By Cynthia Woolever
Old money and older congregations. New money and newer congregations. What’s the difference? That’s what we wanted to learn. To do that we surveyed Presbyterian churches organized in 1990 or later and compared them to a random sample of 521 older Presbyterian churches and their 40,555 worshipers. Around 90 new congregations agreed to participate in the U.S. Congregational Life Survey in the fall of 2011 and they gave our survey to all 8,071 of their worshipers.
One thing we learned is that there are some huge differences. One was in the age of the congregation. That may not sound surprising – but the older congregations were more than 100 years older than their newer counterparts. The average older Presbyterian congregation was organized in 1890 (median year across all churches). The typical new PC(USA) congregation was founded in 1993. About 15% of the new Presbyterian churches surveyed began as a result of “church planting” and were established in the past five years. Almost 20% of the new congregations in the national sample moved to a new location sometime in the past five years.
More money in the plate. We were surprised to learn that the new PC(USA) churches have fuller offering plates than the older Presbyterian churches. As Table 1 shows, the new churches receive more contributions, have larger budgets and more staff than the typical older Presbyterian congregation. However, contributions per person are about the same.
A larger percentage of the overall income in the new Presbyterian churches (94%) comes from what individuals donate to the congregation than in the older churches (88%). New churches also use a larger slice of their budget for operating expenses (89%) than do the older congregations (86% goes to operating expenses).
Fewer dollars from an endowment. Perhaps not surprisingly, we learned that income from investments or bequests is relatively common among the older Presbyterian churches. About half of all of the older PC(USA) congregations receive endowment income. This is not the case for new congregations. Only one in ten of the newer PC(USA) churches (11%) has any endowment income.
Building a financial base. More new PC(USA) churches (22%) than older PC(USA) churches (15%) describe their congregation as having an increasing financial base. Three in ten new churches (28%) and four in ten older churches (38%) have a declining financial base (see Table 2).
Building a church’s ministry. So is it financially better to be older or newer? It depends. The typical older Presbyterian church has more than a one-hundred-year head start in securing a financial base to support the congregation’s ministry. The upside translates into having endowment funds to tap. The downside is often a declining financial base.

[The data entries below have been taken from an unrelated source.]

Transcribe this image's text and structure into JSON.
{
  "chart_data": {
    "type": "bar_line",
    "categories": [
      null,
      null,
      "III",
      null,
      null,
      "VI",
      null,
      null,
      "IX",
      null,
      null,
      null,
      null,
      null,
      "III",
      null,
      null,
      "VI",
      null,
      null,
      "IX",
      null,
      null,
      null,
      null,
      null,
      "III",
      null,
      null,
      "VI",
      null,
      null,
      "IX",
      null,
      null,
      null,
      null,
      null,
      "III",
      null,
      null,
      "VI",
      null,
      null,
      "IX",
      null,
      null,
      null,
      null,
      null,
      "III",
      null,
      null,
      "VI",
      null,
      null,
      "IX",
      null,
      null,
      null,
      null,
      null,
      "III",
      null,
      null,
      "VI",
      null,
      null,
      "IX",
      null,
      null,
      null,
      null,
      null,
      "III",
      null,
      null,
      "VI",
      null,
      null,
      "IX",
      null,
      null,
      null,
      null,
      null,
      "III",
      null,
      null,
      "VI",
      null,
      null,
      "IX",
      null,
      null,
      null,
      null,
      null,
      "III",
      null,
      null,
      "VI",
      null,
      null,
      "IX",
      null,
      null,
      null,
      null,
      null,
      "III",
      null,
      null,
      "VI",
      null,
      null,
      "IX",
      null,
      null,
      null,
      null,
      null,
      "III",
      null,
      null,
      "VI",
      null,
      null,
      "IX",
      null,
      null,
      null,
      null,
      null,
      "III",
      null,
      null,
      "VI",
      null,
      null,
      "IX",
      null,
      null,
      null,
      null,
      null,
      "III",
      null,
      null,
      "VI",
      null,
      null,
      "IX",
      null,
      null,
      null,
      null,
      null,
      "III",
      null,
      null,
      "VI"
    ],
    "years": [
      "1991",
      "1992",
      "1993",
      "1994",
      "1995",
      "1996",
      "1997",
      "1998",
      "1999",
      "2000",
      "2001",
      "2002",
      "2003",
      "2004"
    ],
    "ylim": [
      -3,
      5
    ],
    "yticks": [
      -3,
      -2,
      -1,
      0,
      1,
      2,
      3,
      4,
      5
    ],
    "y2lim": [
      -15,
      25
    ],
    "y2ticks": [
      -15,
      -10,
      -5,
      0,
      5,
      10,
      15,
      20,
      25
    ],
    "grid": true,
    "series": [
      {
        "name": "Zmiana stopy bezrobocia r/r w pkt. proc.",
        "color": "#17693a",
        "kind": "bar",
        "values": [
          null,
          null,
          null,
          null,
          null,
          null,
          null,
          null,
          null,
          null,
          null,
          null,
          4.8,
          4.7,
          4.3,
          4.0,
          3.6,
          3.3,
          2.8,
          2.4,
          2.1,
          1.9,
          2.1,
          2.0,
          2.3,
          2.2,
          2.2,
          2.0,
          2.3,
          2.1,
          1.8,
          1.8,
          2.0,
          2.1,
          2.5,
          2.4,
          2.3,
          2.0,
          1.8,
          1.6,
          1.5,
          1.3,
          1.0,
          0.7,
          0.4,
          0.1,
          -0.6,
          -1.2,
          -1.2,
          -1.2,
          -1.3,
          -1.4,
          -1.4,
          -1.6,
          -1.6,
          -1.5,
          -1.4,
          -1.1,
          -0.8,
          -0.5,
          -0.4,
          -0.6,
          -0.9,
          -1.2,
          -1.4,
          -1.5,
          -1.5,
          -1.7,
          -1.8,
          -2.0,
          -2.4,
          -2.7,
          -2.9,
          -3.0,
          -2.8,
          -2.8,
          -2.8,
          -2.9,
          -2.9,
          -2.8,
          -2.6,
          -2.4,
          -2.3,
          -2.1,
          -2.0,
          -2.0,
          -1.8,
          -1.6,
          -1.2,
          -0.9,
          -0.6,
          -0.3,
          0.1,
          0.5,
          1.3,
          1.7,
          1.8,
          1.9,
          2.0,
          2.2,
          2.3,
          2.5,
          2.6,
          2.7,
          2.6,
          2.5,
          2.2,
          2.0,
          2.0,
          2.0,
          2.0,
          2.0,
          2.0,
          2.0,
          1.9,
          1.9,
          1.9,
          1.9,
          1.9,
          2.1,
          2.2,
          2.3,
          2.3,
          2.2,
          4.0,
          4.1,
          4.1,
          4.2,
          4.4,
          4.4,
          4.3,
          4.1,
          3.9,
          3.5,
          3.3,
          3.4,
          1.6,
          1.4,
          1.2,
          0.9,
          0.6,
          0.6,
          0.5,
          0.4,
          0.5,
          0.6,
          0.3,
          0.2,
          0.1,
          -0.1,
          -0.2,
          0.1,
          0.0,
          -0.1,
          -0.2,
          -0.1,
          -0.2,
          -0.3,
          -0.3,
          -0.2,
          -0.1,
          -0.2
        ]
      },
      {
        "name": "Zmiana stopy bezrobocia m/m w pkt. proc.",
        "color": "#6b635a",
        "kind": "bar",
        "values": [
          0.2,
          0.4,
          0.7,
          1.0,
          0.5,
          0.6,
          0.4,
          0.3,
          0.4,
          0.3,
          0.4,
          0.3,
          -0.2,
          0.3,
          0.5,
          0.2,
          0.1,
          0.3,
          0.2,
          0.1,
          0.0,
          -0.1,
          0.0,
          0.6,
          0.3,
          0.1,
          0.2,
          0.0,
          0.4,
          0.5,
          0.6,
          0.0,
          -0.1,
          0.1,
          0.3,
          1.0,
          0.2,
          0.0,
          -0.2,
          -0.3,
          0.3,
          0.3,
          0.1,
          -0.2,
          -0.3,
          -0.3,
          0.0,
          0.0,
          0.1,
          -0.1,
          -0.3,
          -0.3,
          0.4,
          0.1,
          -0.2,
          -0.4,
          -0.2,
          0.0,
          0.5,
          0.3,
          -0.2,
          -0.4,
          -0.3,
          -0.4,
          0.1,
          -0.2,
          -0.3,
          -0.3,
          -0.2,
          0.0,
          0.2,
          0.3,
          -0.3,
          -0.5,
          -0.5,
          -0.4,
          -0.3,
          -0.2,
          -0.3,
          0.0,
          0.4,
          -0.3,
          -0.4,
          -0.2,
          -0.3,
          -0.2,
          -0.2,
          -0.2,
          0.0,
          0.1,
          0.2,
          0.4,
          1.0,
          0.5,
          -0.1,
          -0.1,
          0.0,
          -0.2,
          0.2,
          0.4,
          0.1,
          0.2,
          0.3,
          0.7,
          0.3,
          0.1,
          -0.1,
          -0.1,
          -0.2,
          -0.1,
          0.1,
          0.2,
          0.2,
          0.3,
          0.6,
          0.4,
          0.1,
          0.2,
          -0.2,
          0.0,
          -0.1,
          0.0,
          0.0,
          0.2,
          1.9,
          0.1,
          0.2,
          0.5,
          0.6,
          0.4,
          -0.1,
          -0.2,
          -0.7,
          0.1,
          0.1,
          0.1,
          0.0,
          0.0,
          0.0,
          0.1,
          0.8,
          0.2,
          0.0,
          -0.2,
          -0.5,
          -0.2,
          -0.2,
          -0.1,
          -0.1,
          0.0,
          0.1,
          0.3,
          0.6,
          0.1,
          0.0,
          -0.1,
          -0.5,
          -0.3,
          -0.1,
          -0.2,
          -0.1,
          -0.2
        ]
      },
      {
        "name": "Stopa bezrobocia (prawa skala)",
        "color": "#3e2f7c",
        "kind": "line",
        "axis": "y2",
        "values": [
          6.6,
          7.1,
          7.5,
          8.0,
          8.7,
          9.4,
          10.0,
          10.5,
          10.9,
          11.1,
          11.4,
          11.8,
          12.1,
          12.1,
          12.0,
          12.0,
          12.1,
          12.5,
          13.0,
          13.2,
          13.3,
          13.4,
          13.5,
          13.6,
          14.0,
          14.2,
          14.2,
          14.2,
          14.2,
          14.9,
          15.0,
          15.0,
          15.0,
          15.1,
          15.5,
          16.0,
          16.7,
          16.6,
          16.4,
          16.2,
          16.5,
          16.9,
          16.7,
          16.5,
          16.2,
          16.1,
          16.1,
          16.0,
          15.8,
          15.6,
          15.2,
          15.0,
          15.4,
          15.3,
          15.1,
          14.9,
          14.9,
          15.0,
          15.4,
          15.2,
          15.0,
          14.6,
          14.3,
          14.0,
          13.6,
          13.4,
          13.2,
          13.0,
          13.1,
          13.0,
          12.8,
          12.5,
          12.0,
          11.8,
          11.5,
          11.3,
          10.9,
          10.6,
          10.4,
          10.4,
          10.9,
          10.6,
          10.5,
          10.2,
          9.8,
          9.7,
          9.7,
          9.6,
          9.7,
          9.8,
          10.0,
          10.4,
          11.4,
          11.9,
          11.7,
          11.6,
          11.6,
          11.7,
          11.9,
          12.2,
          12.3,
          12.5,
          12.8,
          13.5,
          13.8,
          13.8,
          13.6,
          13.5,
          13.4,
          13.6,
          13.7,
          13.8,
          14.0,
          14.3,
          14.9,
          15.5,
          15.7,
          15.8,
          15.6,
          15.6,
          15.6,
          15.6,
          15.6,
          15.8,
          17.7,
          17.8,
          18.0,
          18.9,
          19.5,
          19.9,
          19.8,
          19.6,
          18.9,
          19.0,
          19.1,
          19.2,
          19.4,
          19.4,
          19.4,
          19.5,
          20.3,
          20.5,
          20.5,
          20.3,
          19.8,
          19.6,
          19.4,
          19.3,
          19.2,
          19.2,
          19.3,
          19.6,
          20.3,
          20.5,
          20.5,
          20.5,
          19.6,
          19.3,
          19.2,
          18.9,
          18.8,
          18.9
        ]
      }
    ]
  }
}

Building a solid and growing financial base in the midst of building new ministries is one of the big challenges for new churches. The upside for them is higher contributions and budgets. The downside is lack of endowments for future funding.
Regardless of whether your congregation is older or newer, our study shows that congregants in both new and old congregations support their churches financially. That may not be surprising news – but it certainly is reassuring.